Regardless of varied personal responses of outsiders to this belief, there are many instances of rituals ensuing from that belief that are performed without bodily harm and evidently efficacious physically, spiritually, and socially. For example, not being burned by sources of heat exceeding 675 degrees Fahrenheit, customarily not being bitten by venomous serpents they handle, being apparently unaffected by consuming doses of poison, being seemingly restored to health from minor and mortal diseases, experiencing epiphanies of their relationship to divinity, having ecstasies that effect changes in blood chemistry and cortical activity, and being redeemed from lives of desperation. The force behind their rituals is not easily verifiable, whether it comes externally, as they say, from a supernatural being or internally from the act itself of believing—but the effects of their belief in some cases are undeniably remarkable and certainly substantiate the power of belief.

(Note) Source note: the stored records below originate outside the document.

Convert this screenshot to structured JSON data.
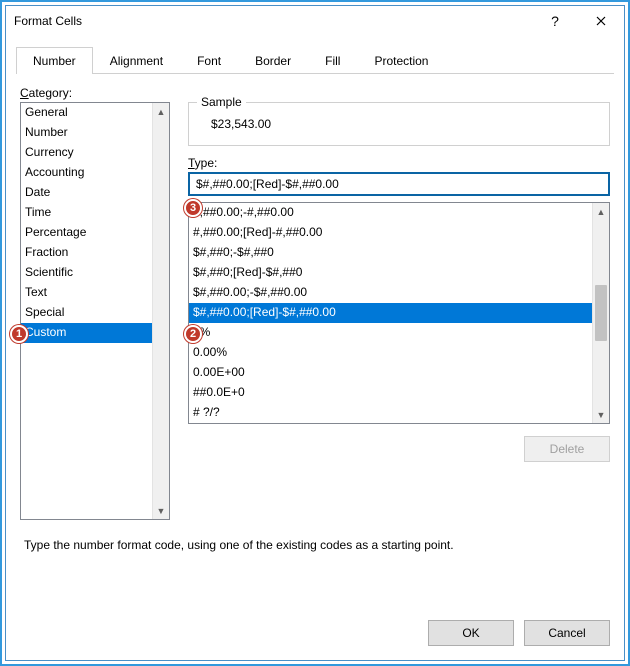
{
  "window": {
    "title": "Format Cells",
    "help": "?",
    "close": "✕"
  },
  "tabs": {
    "items": [
      "Number",
      "Alignment",
      "Font",
      "Border",
      "Fill",
      "Protection"
    ],
    "active_index": 0
  },
  "category": {
    "label": "Category:",
    "items": [
      "General",
      "Number",
      "Currency",
      "Accounting",
      "Date",
      "Time",
      "Percentage",
      "Fraction",
      "Scientific",
      "Text",
      "Special",
      "Custom"
    ],
    "selected_index": 11
  },
  "sample": {
    "label": "Sample",
    "value": "$23,543.00"
  },
  "type": {
    "label": "Type:",
    "input_value": "$#,##0.00;[Red]-$#,##0.00",
    "list": [
      "#,##0.00;-#,##0.00",
      "#,##0.00;[Red]-#,##0.00",
      "$#,##0;-$#,##0",
      "$#,##0;[Red]-$#,##0",
      "$#,##0.00;-$#,##0.00",
      "$#,##0.00;[Red]-$#,##0.00",
      "0%",
      "0.00%",
      "0.00E+00",
      "##0.0E+0",
      "# ?/?"
    ],
    "selected_index": 5
  },
  "buttons": {
    "delete": "Delete",
    "ok": "OK",
    "cancel": "Cancel"
  },
  "hint": "Type the number format code, using one of the existing codes as a starting point.",
  "callouts": {
    "c1": "1",
    "c2": "2",
    "c3": "3"
  }
}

The most eloquent expression that I have heard of this power of the belief of sign followers is from an elderly preacher, Perry Bettis, who lived in Grasshopper Valley, Tennessee, the matrix of Christian serpent handling in modern times.

Jesus Christ come, brother, and he granted them a mission to go out. He sent them out, brother, two by two. And he give them power, hallelu, to cleanse the leprosy and raise the dead and give sight to the blind, heal the lame, heal every kind of disease there was. Jesus give them the power to do it. Why there ain't no power like God's power.

Have you got the Holy Ghost? Huh? Yeah. You got the greatest power in you that's in the whole world. Right inside that body is the greatest power that's ever been known to man, is God himself. You that's got the Holy Ghost has got it in you. It's your fault for not usin' it. It's not God's fault. God give it to you to use, and if you don't want to get in shape to use it—hey listen, hold it, hold, let me tell your mind, listen to me. God give me the gift of ministry, the preachin' the word. I can't read, I know that; but, wait, when God moves on me, I can preach. God give me that gift. It's in me. I'll preach on the street corner, I'll preach on top of this building, I'll preach anywhere that God—hallelujah, I'll preach it right in the Devil's face. I don't care. But God expects me, me, me, myself to live the life to be proud of there to do that job.

When I hear such affirmations of belief by sign followers and observe their confronting death in confirming it, I am struck with awe. At the same time, I am aware that the world in general sees sign followers as simply snake handlers, and "how unworthy a thing" it makes of them. Although it cries out against them, as Matthew Arnold describes in another context, "Your faith is now / But a dead time's exploded dream"—that world, ironically, is largely one of "light half-believers of our casual creeds, / Who never deeply felt, nor clearly will'd."